Ce n’est pas demain la veille que la Caisse nationale de retraites (CNR) sortira d’une situation financière des plus critiques. Car pour stopper, ou tout au moins stabiliser le déficit de la CNR, il faudra encore attendre quelques années.

Et pourquoi ? Le Directeur général de la CNR, Slimane Melouka, a livré quelques éléments de réponse à cette question lors de son passage, hier, sur les ondes de la Chaîne III de la Radio algérienne. Et d’arguer :
« dès lors où nous avons enregistré une régression dans le nombre de dépôt des dossiers de retraite, en 2018, nous prévoyons un passage du déficit de l’ordre de 600 à 610 milliards DA, en 2019, et donc nous nous acheminons vers une stabilisation du déficit de la caisse. » Le directeur général précise : « Le nombre des départs à la retraite en 2018 a été moins de 80 000 par rapport à 2017. La CNR a clôturé l’année 2018 avec un déficit de 560 milliards de dinars. Un montant qui a été octroyé à cette dernière, sous forme de prêt à payer en différé et en 2 tranches, avec un délai de 20 ans, et ce, dans le cadre de loi de Finances 2019. » Et de faire remarquer : « A ce montant, s’ajoute la contribution régulière de l’Etat, ce qui a permis à la caisse de se doter d’un total de 700 milliards de dinars devant lui permettre de couvrir le payement des pensions et allocations de retraites. » Et à ce titre, le patron de la CNR a rappelé que « la contribution de l’Etat a été toujours régulière. Sans elle, il aurait été difficile, voire même quasi impossible, à la caisse de remplir sa mission principale, celle d’assurer le paiement des pensions ». Donnant dans ce sens une rétrospective des situations financières traversées par la caisse ces dernières années. «D’un déficit de 250 milliards de dinars en 2015, on est passé à environ 350 milliards de dinars en 2016, ensuite à 470 milliards de dinars en 2017 et à 560 milliards de dinars en 2018. En somme, le déficit de la CNR a augmenté de 100 milliards de dinars en moyenne chaque année », a égrené Slimane Melouka. Revenant sur l’évolution de ce déficit financier, il a soutenu qu’en 2013-2014, la caisse « avait encore les moyens nécessaires » pour prendre en charge les dépenses de l’époque, mais depuis 2015, une « saignée très importante » a été ressentie. Et pour cause. « En 2016, près de 300 000 dossiers de départs à la retraite ont été déposés, ce qui a négativement impacté l’équilibre de la caisse dépendante des cotisations », a-t-il indiqué.

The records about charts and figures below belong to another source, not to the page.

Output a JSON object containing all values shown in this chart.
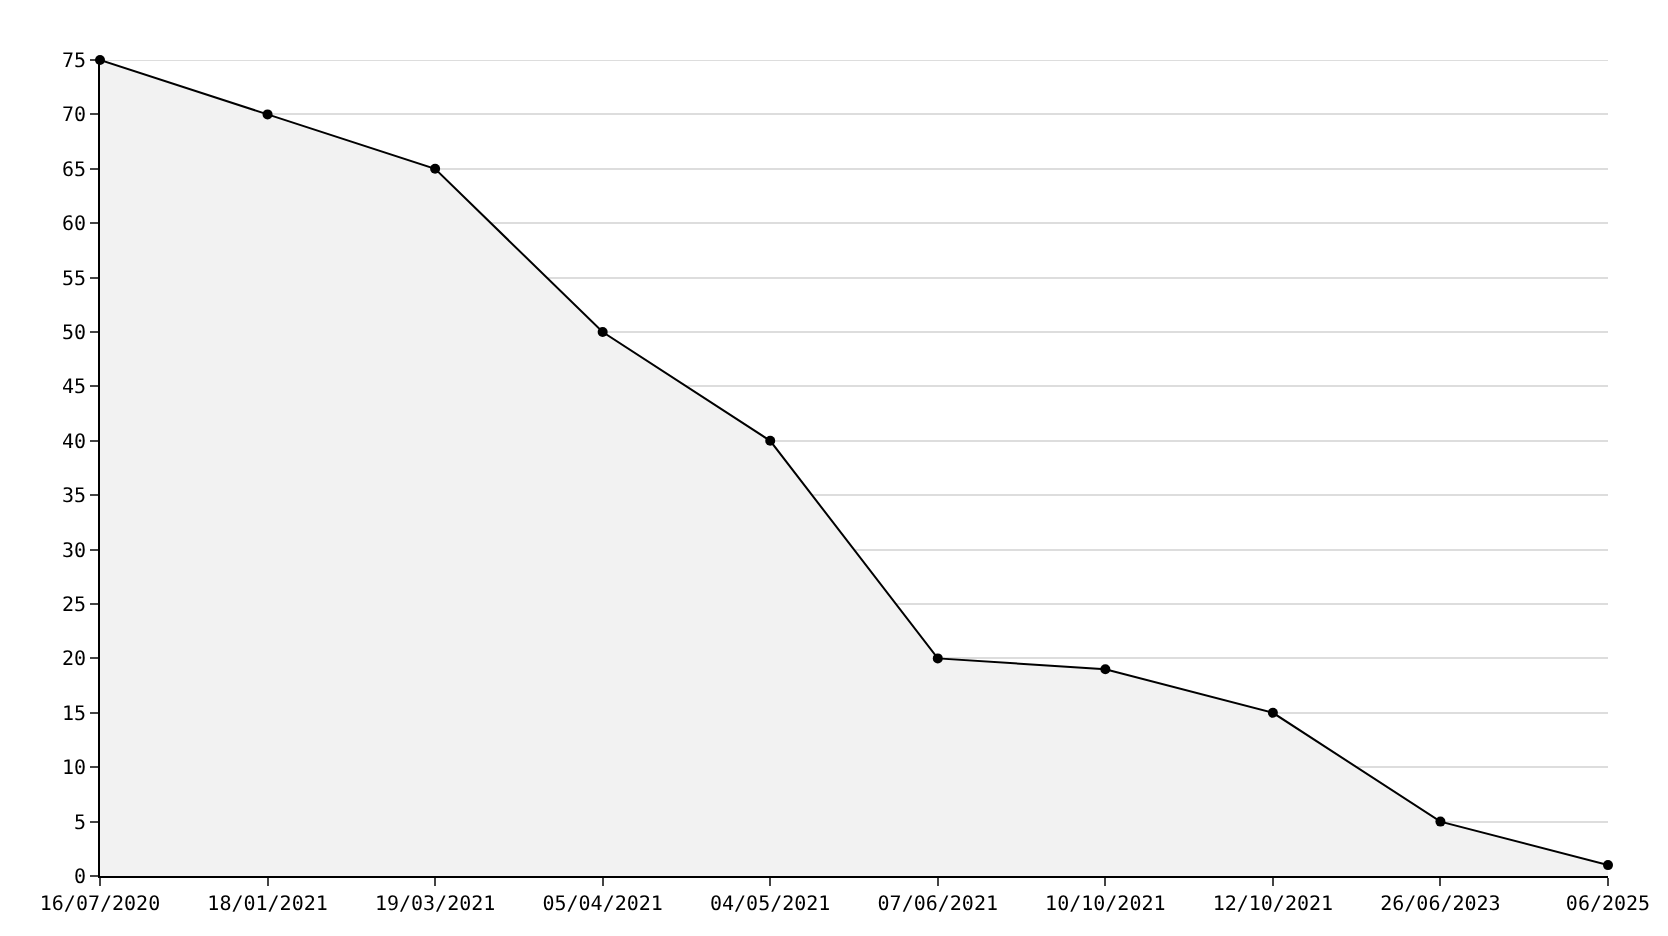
{
  "chart_data": {
    "type": "area",
    "categories": [
      "16/07/2020",
      "18/01/2021",
      "19/03/2021",
      "05/04/2021",
      "04/05/2021",
      "07/06/2021",
      "10/10/2021",
      "12/10/2021",
      "26/06/2023",
      "06/2025"
    ],
    "series": [
      {
        "color": "#000000",
        "values": [
          75,
          70,
          65,
          50,
          40,
          20,
          19,
          15,
          5,
          1
        ]
      }
    ],
    "ylim": [
      0,
      75
    ],
    "yticks": [
      0,
      5,
      10,
      15,
      20,
      25,
      30,
      35,
      40,
      45,
      50,
      55,
      60,
      65,
      70,
      75
    ],
    "grid": "y",
    "marker": "circle",
    "line_style": "solid"
  }
}
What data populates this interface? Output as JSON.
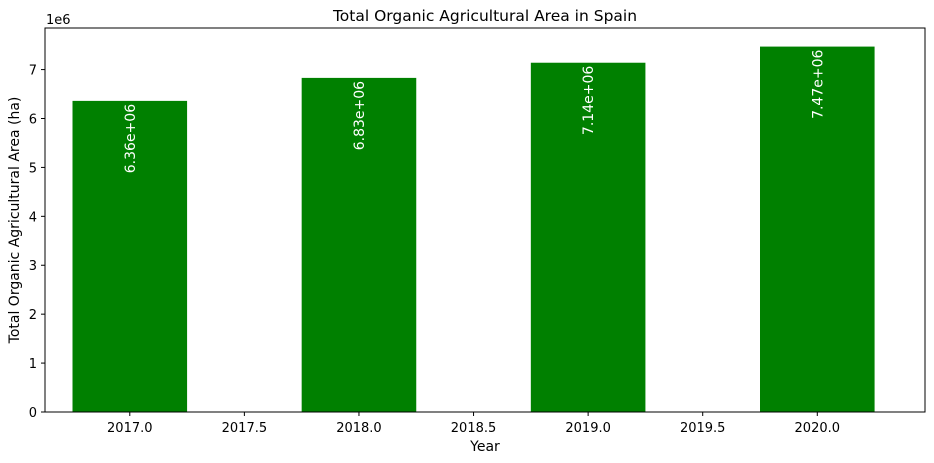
{
  "chart_data": {
    "type": "bar",
    "title": "Total Organic Agricultural Area in Spain",
    "xlabel": "Year",
    "ylabel": "Total Organic Agricultural Area (ha)",
    "y_scale_label": "1e6",
    "y_scale": 1000000,
    "bar_color": "#008000",
    "bar_label_color": "#ffffff",
    "bar_width": 0.5,
    "xlim": [
      2016.63,
      2020.47
    ],
    "ylim": [
      0,
      7850000
    ],
    "x": [
      2017,
      2018,
      2019,
      2020
    ],
    "values": [
      6360000,
      6830000,
      7140000,
      7470000
    ],
    "data_labels": [
      "6.36e+06",
      "6.83e+06",
      "7.14e+06",
      "7.47e+06"
    ],
    "x_ticks": [
      2017.0,
      2017.5,
      2018.0,
      2018.5,
      2019.0,
      2019.5,
      2020.0
    ],
    "x_tick_labels": [
      "2017.0",
      "2017.5",
      "2018.0",
      "2018.5",
      "2019.0",
      "2019.5",
      "2020.0"
    ],
    "y_ticks": [
      0,
      1000000,
      2000000,
      3000000,
      4000000,
      5000000,
      6000000,
      7000000
    ],
    "y_tick_labels": [
      "0",
      "1",
      "2",
      "3",
      "4",
      "5",
      "6",
      "7"
    ],
    "grid": false,
    "legend": "none"
  }
}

« Heureusement, un retour à la normal est intervenu suite à l’abrogation de la mesure qui permettait aux travailleurs de partir en préretraité avant l’âge de 60 ans. ET ainsi, la CNR a enregistré en 2018 seulement « 80 000 dossiers de départ », a expliqué l’invité de la Radio nationale. Ce dernier a, par ailleurs, abordé les mesures prises par les pouvoirs publics pour permettre à la caisse de faire face à son déficit et répondre aux besoins des paiements des pensions. « Il y a eu une augmentation de 1% de la quote-part des cotisations de la CNR qui est passée à 18,75%. Des mesures de compensations financières entre les caisses de la sécurité sociale en 2015, 2016 et 2017 et une aide de 500 milliards de DA, prévue dans la loi de finances 2018, en plus d’un taux de 1% de la fiscalité douanière », a énuméré le directeur général de la CNR.
Toujours à propos des mesures de soutien, le même responsable a fait état, en outre, de « réflexions sur des pistes » devant endiguer le déficit qui « se creuse » depuis 2015, dont des « mesures juridiques » pour assurer le recouvrement des déperditions dues aux non-déclarations ou sous-déclarations des travailleurs par leur employeur. Sachant, a-t-il noté, qu’« il y aurait quelque 43 % de salariés non déclarés », selon l’affirmation du ministre du Travail, de l’Emploi et de la Sécurité sociale.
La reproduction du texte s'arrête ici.